Now, as never before, my mind takes me back to the past. I look back on family, friends, and the extraordinary and powerful people I’ve been blessed to meet, live and work with. I have fond memories of all those wonderful and exciting programs we built from thoughts into reality and our unforgettable kids and staff.
One member of my huge family, a former psychologist, and professor at Berkley, emailed me some comments. Their point was that my growing up with eight family members in tight apartment quarters greatly impacted my child and youth programs. I agree as I have a sense of my upbringing’s considerable influence on me. Undoubtedly, it also shaped my work with adults about power, leadership, and the importance of dialogue between people significant to each other. Furthermore, I believe this of all humans—that we become the product of those long-term relationships and experiences in our childhood and youth years.

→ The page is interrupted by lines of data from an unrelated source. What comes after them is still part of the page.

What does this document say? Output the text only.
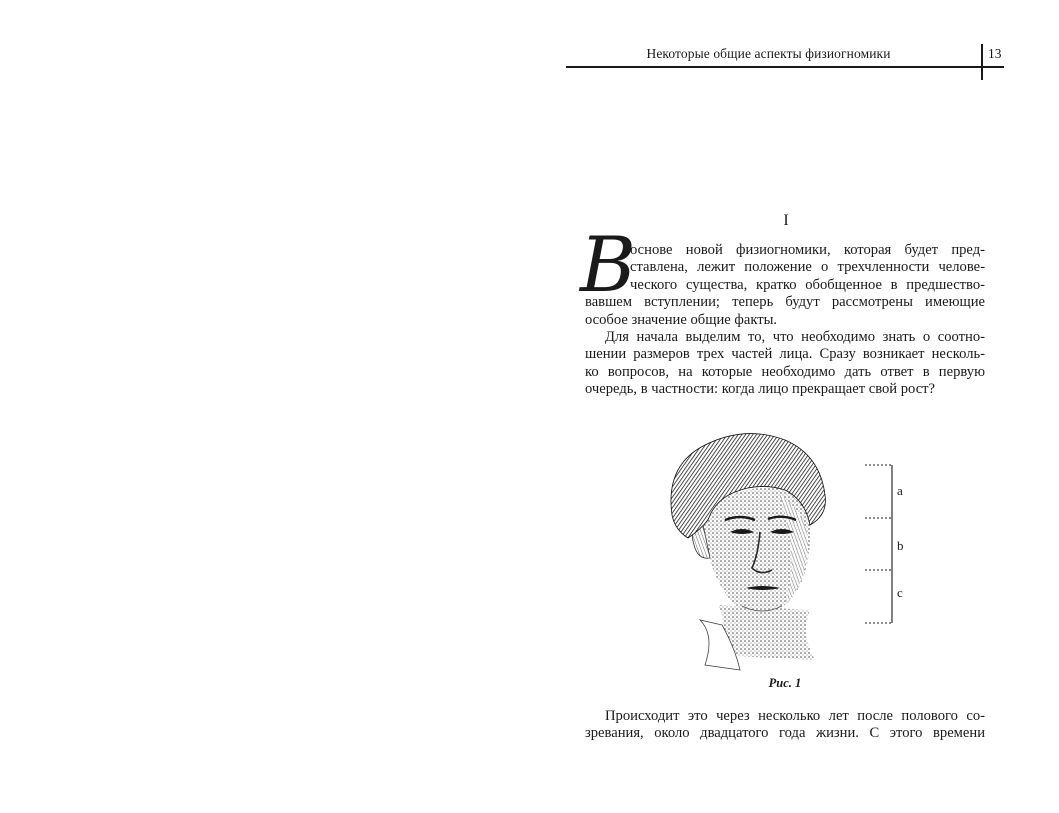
Некоторые общие аспекты физиогномики	13
I
В
основе новой физиогномики, которая будет пред-
ставлена, лежит положение о трехчленности челове-
ческого существа, кратко обобщенное в предшество-
вавшем вступлении; теперь будут рассмотрены имеющие
особое значение общие факты.
Для начала выделим то, что необходимо знать о соотно-
шении размеров трех частей лица. Сразу возникает несколь-
ко вопросов, на которые необходимо дать ответ в первую
очередь, в частности: когда лицо прекращает свой рост?
a
b
c
Рис. 1
Происходит это через несколько лет после полового со-
зревания, около двадцатого года жизни. С этого времени
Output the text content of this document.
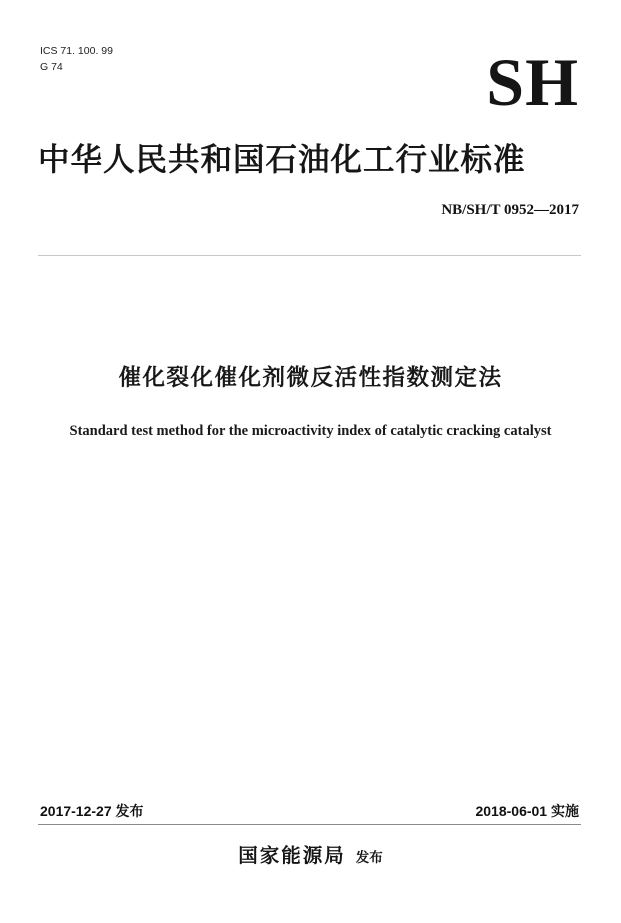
ICS 71. 100. 99
G 74	SH
中华人民共和国石油化工行业标准
NB/SH/T 0952—2017
催化裂化催化剂微反活性指数测定法
Standard test method for the microactivity index of catalytic cracking catalyst
2017-12-27 发布	2018-06-01 实施
国家能源局 发布
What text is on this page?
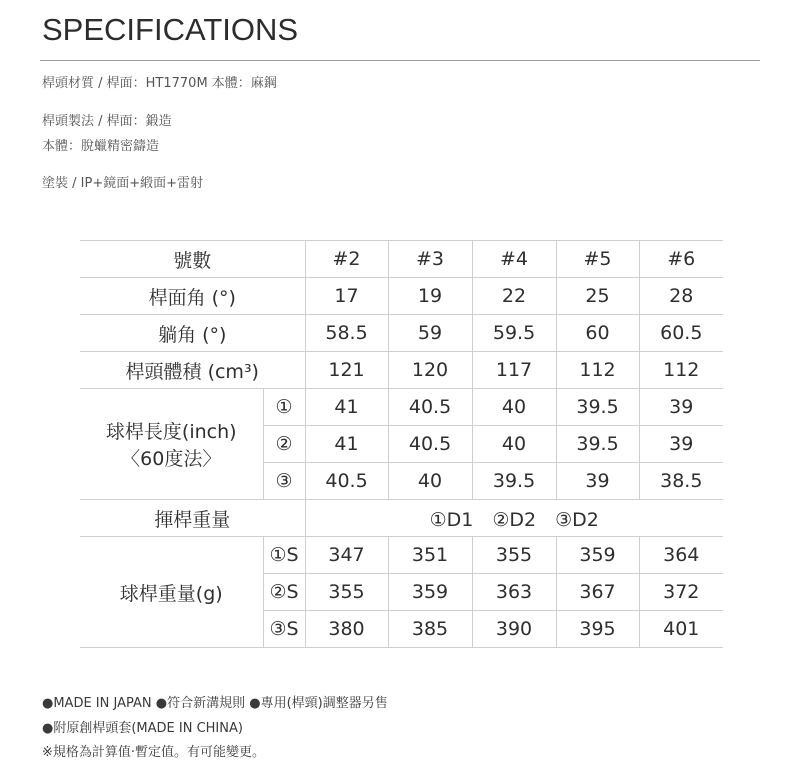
SPECIFICATIONS
桿頭材質 / 桿面：HT1770M 本體：麻鋼
桿頭製法 / 桿面：鍛造
本體：脫蠟精密鑄造
塗裝 / IP+鏡面+緞面+雷射
號數		#2	#3	#4	#5	#6
桿面角 (°)		17	19	22	25	28
躺角 (°)		58.5	59	59.5	60	60.5
桿頭體積 (cm³)		121	120	117	112	112

球桿長度(inch)
〈60度法〉	①	41	40.5	40	39.5	39
	②	41	40.5	40	39.5	39
	③	40.5	40	39.5	39	38.5
揮桿重量		①D1　②D2　③D2				
球桿重量(g)	①S	347	351	355	359	364
	②S	355	359	363	367	372
	③S	380	385	390	395	401
●MADE IN JAPAN ●符合新溝規則 ●專用(桿頸)調整器另售
●附原創桿頭套(MADE IN CHINA)
※規格為計算值‧暫定值。有可能變更。
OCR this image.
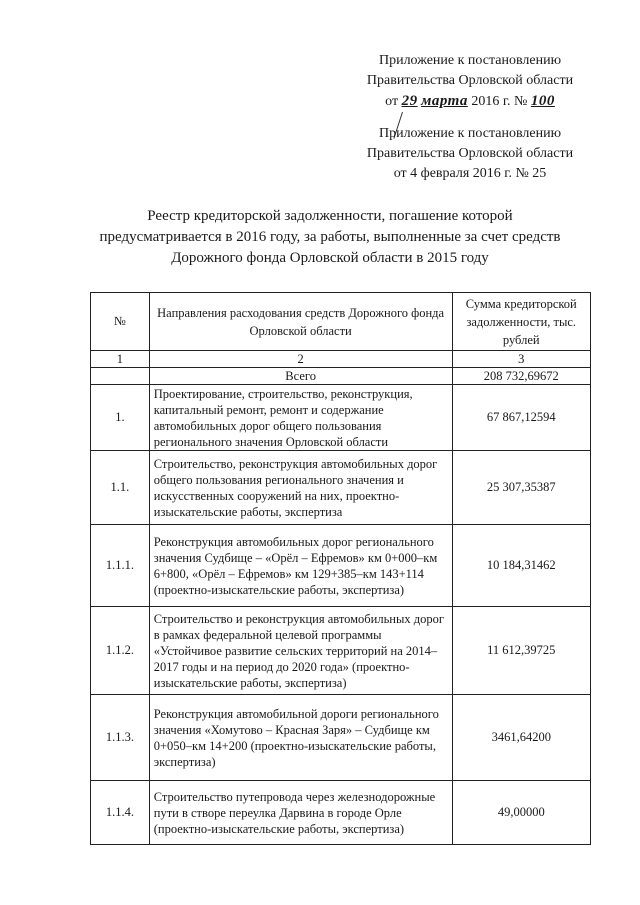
Приложение к постановлению
Правительства Орловской области
от 29 марта 2016 г. № 100
Приложение к постановлению
Правительства Орловской области
от 4 февраля 2016 г. № 25
Реестр кредиторской задолженности, погашение которой
предусматривается в 2016 году, за работы, выполненные за счет средств
Дорожного фонда Орловской области в 2015 году
№	Направления расходования средств Дорожного фонда Орловской области	Сумма кредиторской задолженности, тыс. рублей
1	2	3
	Всего	208 732,69672
1.	Проектирование, строительство, реконструкция, капитальный ремонт, ремонт и содержание автомобильных дорог общего пользования регионального значения Орловской области	67 867,12594
1.1.	Строительство, реконструкция автомобильных дорог общего пользования регионального значения и искусственных сооружений на них, проектно-изыскательские работы, экспертиза	25 307,35387
1.1.1.	Реконструкция автомобильных дорог регионального значения Судбище – «Орёл – Ефремов» км 0+000–км 6+800, «Орёл – Ефремов» км 129+385–км 143+114 (проектно-изыскательские работы, экспертиза)	10 184,31462
1.1.2.	Строительство и реконструкция автомобильных дорог в рамках федеральной целевой программы «Устойчивое развитие сельских территорий на 2014–2017 годы и на период до 2020 года» (проектно-изыскательские работы, экспертиза)	11 612,39725
1.1.3.	Реконструкция автомобильной дороги регионального значения «Хомутово – Красная Заря» – Судбище км 0+050–км 14+200 (проектно-изыскательские работы, экспертиза)	3461,64200
1.1.4.	Строительство путепровода через железнодорожные пути в створе переулка Дарвина в городе Орле (проектно-изыскательские работы, экспертиза)	49,00000
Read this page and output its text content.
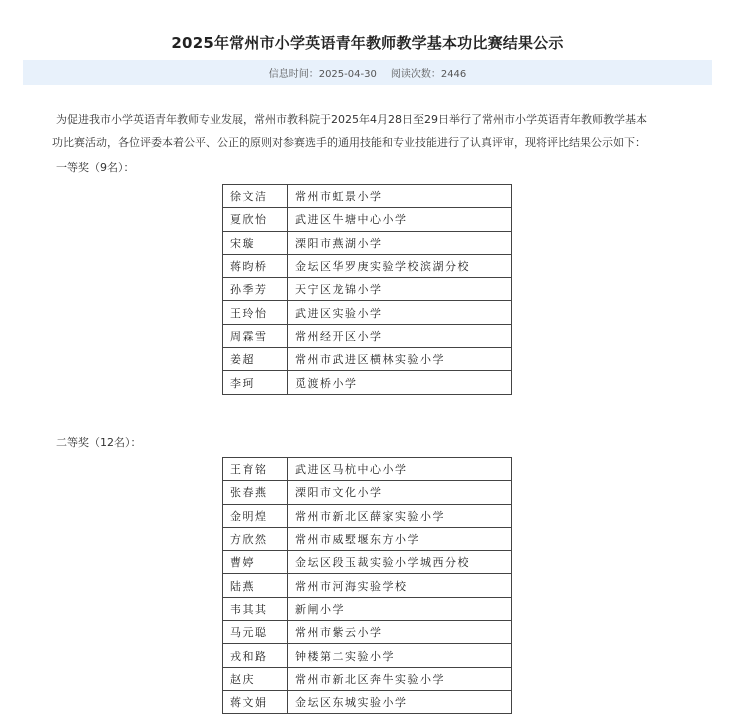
2025年常州市小学英语青年教师教学基本功比赛结果公示
信息时间：2025-04-30 阅读次数：2446

为促进我市小学英语青年教师专业发展，常州市教科院于2025年4月28日至29日举行了常州市小学英语青年教师教学基本

功比赛活动，各位评委本着公平、公正的原则对参赛选手的通用技能和专业技能进行了认真评审，现将评比结果公示如下：

一等奖（9名）：

徐文洁	常州市虹景小学
夏欣怡	武进区牛塘中心小学
宋璇	溧阳市燕湖小学
蒋昀桥	金坛区华罗庚实验学校滨湖分校
孙季芳	天宁区龙锦小学
王玲怡	武进区实验小学
周霖雪	常州经开区小学
姜超	常州市武进区横林实验小学
李珂	觅渡桥小学

二等奖（12名）：

王育铭	武进区马杭中心小学
张春燕	溧阳市文化小学
金明煌	常州市新北区薛家实验小学
方欣然	常州市威墅堰东方小学
曹婷	金坛区段玉裁实验小学城西分校
陆燕	常州市河海实验学校
韦其其	新闸小学
马元聪	常州市紫云小学
戎和路	钟楼第二实验小学
赵庆	常州市新北区奔牛实验小学
蒋文娟	金坛区东城实验小学
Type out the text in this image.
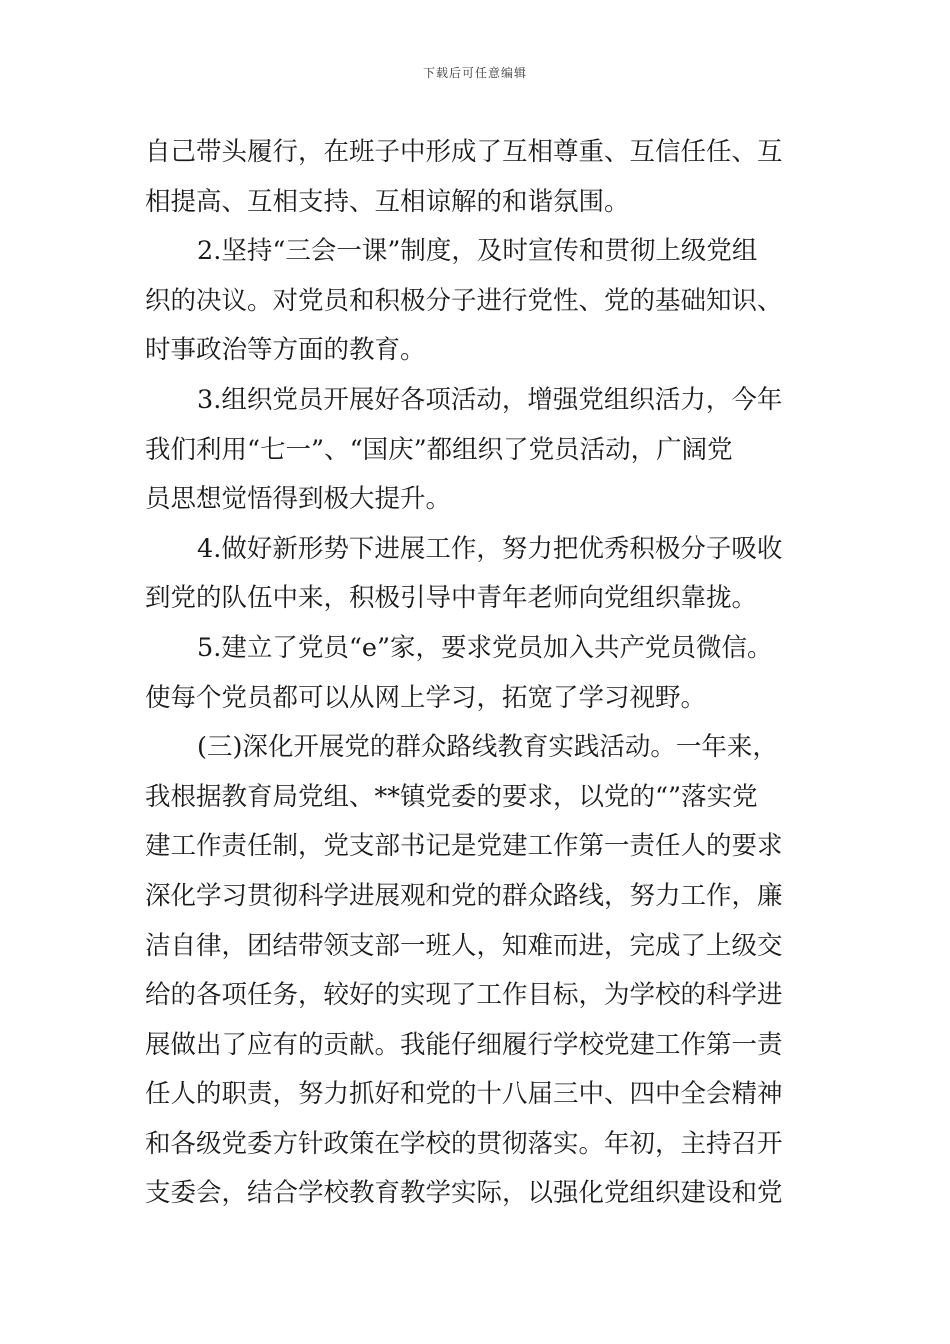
下载后可任意编辑
自己带头履行，在班子中形成了互相尊重、互信任任、互
相提高、互相支持、互相谅解的和谐氛围。
2.坚持“三会一课”制度，及时宣传和贯彻上级党组
织的决议。对党员和积极分子进行党性、党的基础知识、
时事政治等方面的教育。
3.组织党员开展好各项活动，增强党组织活力，今年
我们利用“七一”、“国庆”都组织了党员活动，广阔党
员思想觉悟得到极大提升。
4.做好新形势下进展工作，努力把优秀积极分子吸收
到党的队伍中来，积极引导中青年老师向党组织靠拢。
5.建立了党员“e”家，要求党员加入共产党员微信。
使每个党员都可以从网上学习，拓宽了学习视野。
(三)深化开展党的群众路线教育实践活动。一年来，
我根据教育局党组、**镇党委的要求，以党的“”落实党
建工作责任制，党支部书记是党建工作第一责任人的要求
深化学习贯彻科学进展观和党的群众路线，努力工作，廉
洁自律，团结带领支部一班人，知难而进，完成了上级交
给的各项任务，较好的实现了工作目标，为学校的科学进
展做出了应有的贡献。我能仔细履行学校党建工作第一责
任人的职责，努力抓好和党的十八届三中、四中全会精神
和各级党委方针政策在学校的贯彻落实。年初，主持召开
支委会，结合学校教育教学实际，以强化党组织建设和党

People seeking weekend fixes and tools might be under the impression that those solutions “have changed them.” But I DON’T THINK SO. Not that it means one should not seek to grow into a better person, participant, or leader. After all, it won’t harm anyone to try to change if it translates to an “inner desire” to grow as an individual and member of society.
Travel is an excellent example of what does work insofar as personal growth is concerned. Watching people in different environments, experiencing examples of other cultures and what they achieved, and even trying unusual/exotic foods are wonderful ways to expand one’s worldview. We loved seeing and tasting the world and doing as much of this as we could. I believe we grew from it all, even during those occasional dangerous and challenging moments. So, what if you get lost? Eventually, you won’t be.
The most important thing is to be you while inviting and supporting others to be themselves.